THURSDAY, July 26 (HealthDay News) -- The plasma-to-brain glucose relationship and the calculations demonstrating glucose transport over the blood-brain barrier do not differ between healthy subjects and patients with uncomplicated, reasonably well-controlled type 1 diabetes mellitus (T1DM), according to a study published in the August issue of Diabetes.

To examine the relationship between plasma and brain glucose levels during euglycemia and hypoglycemia, Kim C.C. van de Ven, from the Radboud University Nijmegen Medical Centre in the Netherlands, and colleagues used hyperinsulinemic, euglycemic, and hypoglycemic [1-13C]glucose clamps in eight healthy subjects and nine patients with uncomplicated T1DM (hemoglobin A1c, 7.7 ± 1.4 percent). Magnetic resonance spectroscopy was used to measure brain glucose levels.

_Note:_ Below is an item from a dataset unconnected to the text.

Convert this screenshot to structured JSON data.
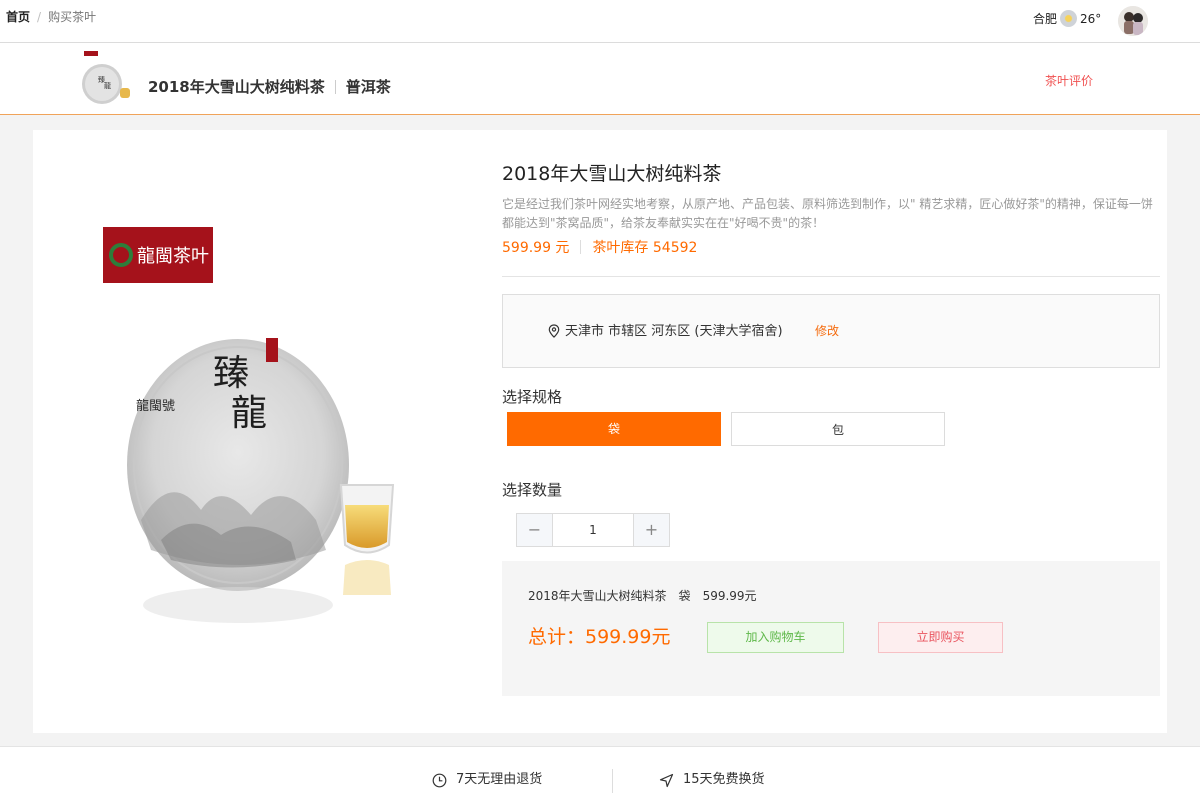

The researchers observed comparable brain glucose values during euglycemia and hypoglycemia between healthy subjects and T1DM patients. The data from Michaelis-Menten (MM) kinetic parameters for maximum transport rate/cerebral metabolic rate of glucose and substrate concentration at half maximal transport were similar to previously published data obtained under hyperglycemic conditions.

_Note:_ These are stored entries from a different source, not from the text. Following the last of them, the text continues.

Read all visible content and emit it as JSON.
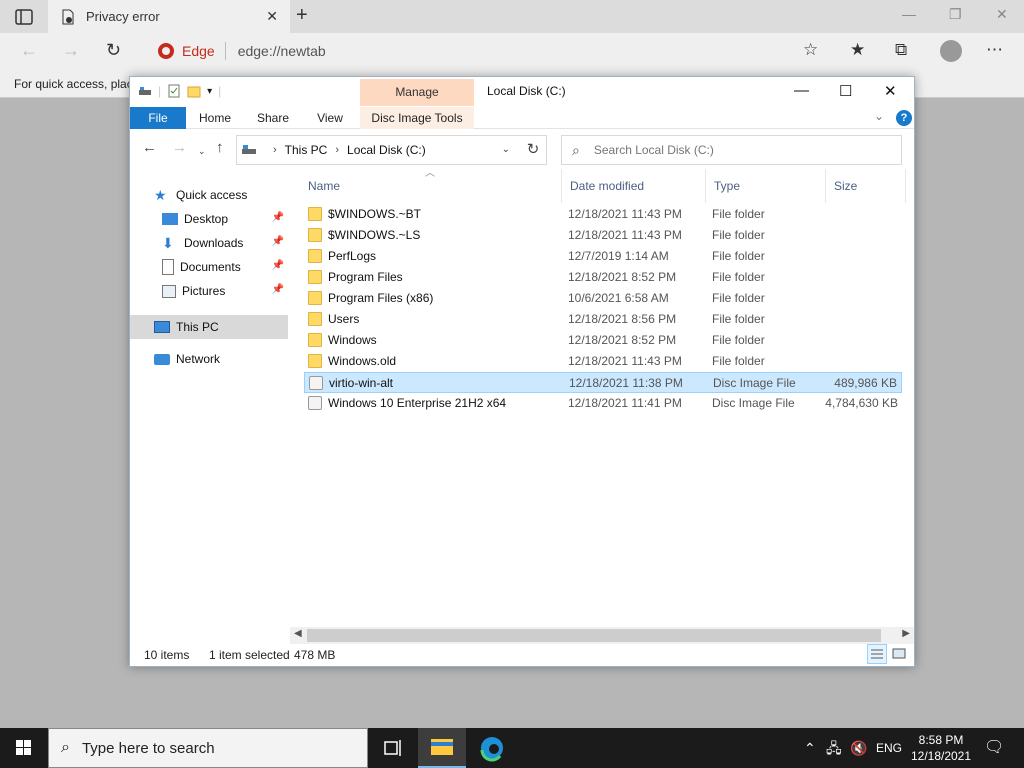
{
  "browser": {
    "tab_title": "Privacy error",
    "edge_label": "Edge",
    "url": "edge://newtab",
    "favorites_bar_text": "For quick access, place"
  },
  "explorer": {
    "title": "Local Disk (C:)",
    "manage_label": "Manage",
    "ribbon_tabs": [
      "File",
      "Home",
      "Share",
      "View",
      "Disc Image Tools"
    ],
    "breadcrumb": [
      "This PC",
      "Local Disk (C:)"
    ],
    "search_placeholder": "Search Local Disk (C:)",
    "nav": {
      "quick_access": "Quick access",
      "desktop": "Desktop",
      "downloads": "Downloads",
      "documents": "Documents",
      "pictures": "Pictures",
      "this_pc": "This PC",
      "network": "Network"
    },
    "columns": [
      "Name",
      "Date modified",
      "Type",
      "Size"
    ],
    "files": [
      {
        "name": "$WINDOWS.~BT",
        "date": "12/18/2021 11:43 PM",
        "type": "File folder",
        "size": ""
      },
      {
        "name": "$WINDOWS.~LS",
        "date": "12/18/2021 11:43 PM",
        "type": "File folder",
        "size": ""
      },
      {
        "name": "PerfLogs",
        "date": "12/7/2019 1:14 AM",
        "type": "File folder",
        "size": ""
      },
      {
        "name": "Program Files",
        "date": "12/18/2021 8:52 PM",
        "type": "File folder",
        "size": ""
      },
      {
        "name": "Program Files (x86)",
        "date": "10/6/2021 6:58 AM",
        "type": "File folder",
        "size": ""
      },
      {
        "name": "Users",
        "date": "12/18/2021 8:56 PM",
        "type": "File folder",
        "size": ""
      },
      {
        "name": "Windows",
        "date": "12/18/2021 8:52 PM",
        "type": "File folder",
        "size": ""
      },
      {
        "name": "Windows.old",
        "date": "12/18/2021 11:43 PM",
        "type": "File folder",
        "size": ""
      },
      {
        "name": "virtio-win-alt",
        "date": "12/18/2021 11:38 PM",
        "type": "Disc Image File",
        "size": "489,986 KB"
      },
      {
        "name": "Windows 10 Enterprise 21H2 x64",
        "date": "12/18/2021 11:41 PM",
        "type": "Disc Image File",
        "size": "4,784,630 KB"
      }
    ],
    "status": {
      "items": "10 items",
      "selected": "1 item selected",
      "size": "478 MB"
    }
  },
  "taskbar": {
    "search_placeholder": "Type here to search",
    "lang": "ENG",
    "time": "8:58 PM",
    "date": "12/18/2021"
  },
  "colors": {
    "accent": "#1979ca",
    "selection": "#cce8ff",
    "manage_tab": "#fcd9c0"
  }
}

"In conclusion, our data show that the linear MM relationship between plasma and brain glucose reported previously extends well into the hypoglycemic range in patients with T1DM and nondiabetic control subjects," the authors write. "Our data also show that brain glucose content and kinetics of brain glucose transport do not differ between healthy subjects and patients with uncomplicated T1DM under hypoglycemic conditions."